Pazarlama kanunlarının öngördüğü üzere, alışverişçiler tek bir markadan değil, kendilerine oluşturdukları marka repertuarı içinden satın alma yaparlar. Her ürün kategorisinde markalar dönemsel fiyat indirimleri yaptığı için alışverişçiler, kendi repertuarlarına aldıkları her markayı farklı fiyat seviyelerinden satın alırlar.

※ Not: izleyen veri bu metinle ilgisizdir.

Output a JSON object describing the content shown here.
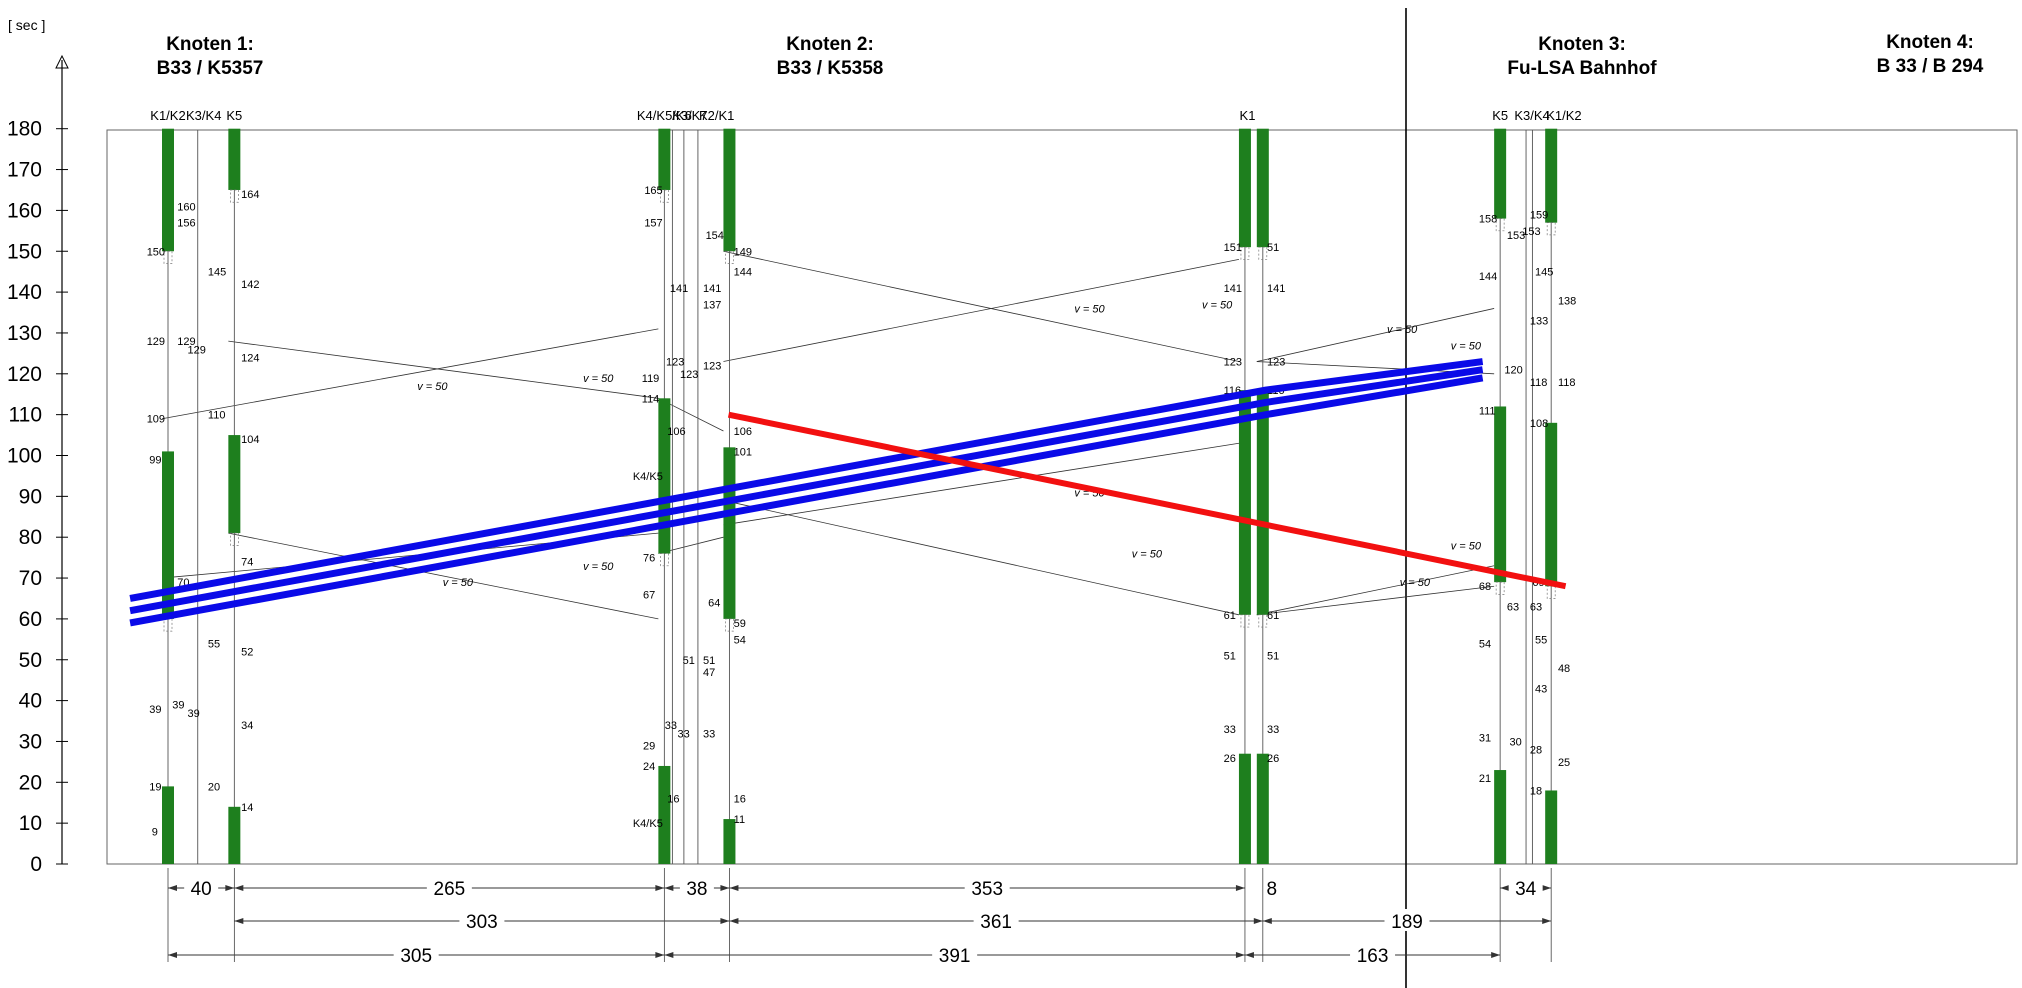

Bir markayı indirimli fiyattan satın alanların neredeyse tamamı, bu markayı daha önce normal fiyattan satın almış olan tüketicilerdir. Aynı insanın aynı markayı farklı fiyatlardan satın alması, “normal” bir durumdur. Fiyat indirimleri,  markanın seyrek kullanıcılarının markayı daha çok satın almalarını sağlar ama bu etki kalıcı olmaz; indirim bittiğinde, alışverişçiler eski alışkanlıklarına geri dönerler.

Tüketici paneli verilerine göre, ucuz markaları satın alan tüketicilerin bir bölümü, bir sonraki sefer daha pahalı markalardan da satın alma yaparlar.  Bunun tersi de geçerlidir: Pahalı bir markayı satın alanlar da sonraki alışverişlerinde ucuz bir markayı tercih edebilirler. Dolayısıyla ucuz markaların dar gelirliler; pahalı markaların yüksek gelirliler tarafından satın alındığı gibi bir genelleme yapmak bilimsel verilere göre doğru değildir. Bu elbette, herkesin her markayı satın alma gücünün olduğu anlamına gelmez; ama çoğu marka sanıldığından çok daha geniş bir tüketici kitlesine hitap eder.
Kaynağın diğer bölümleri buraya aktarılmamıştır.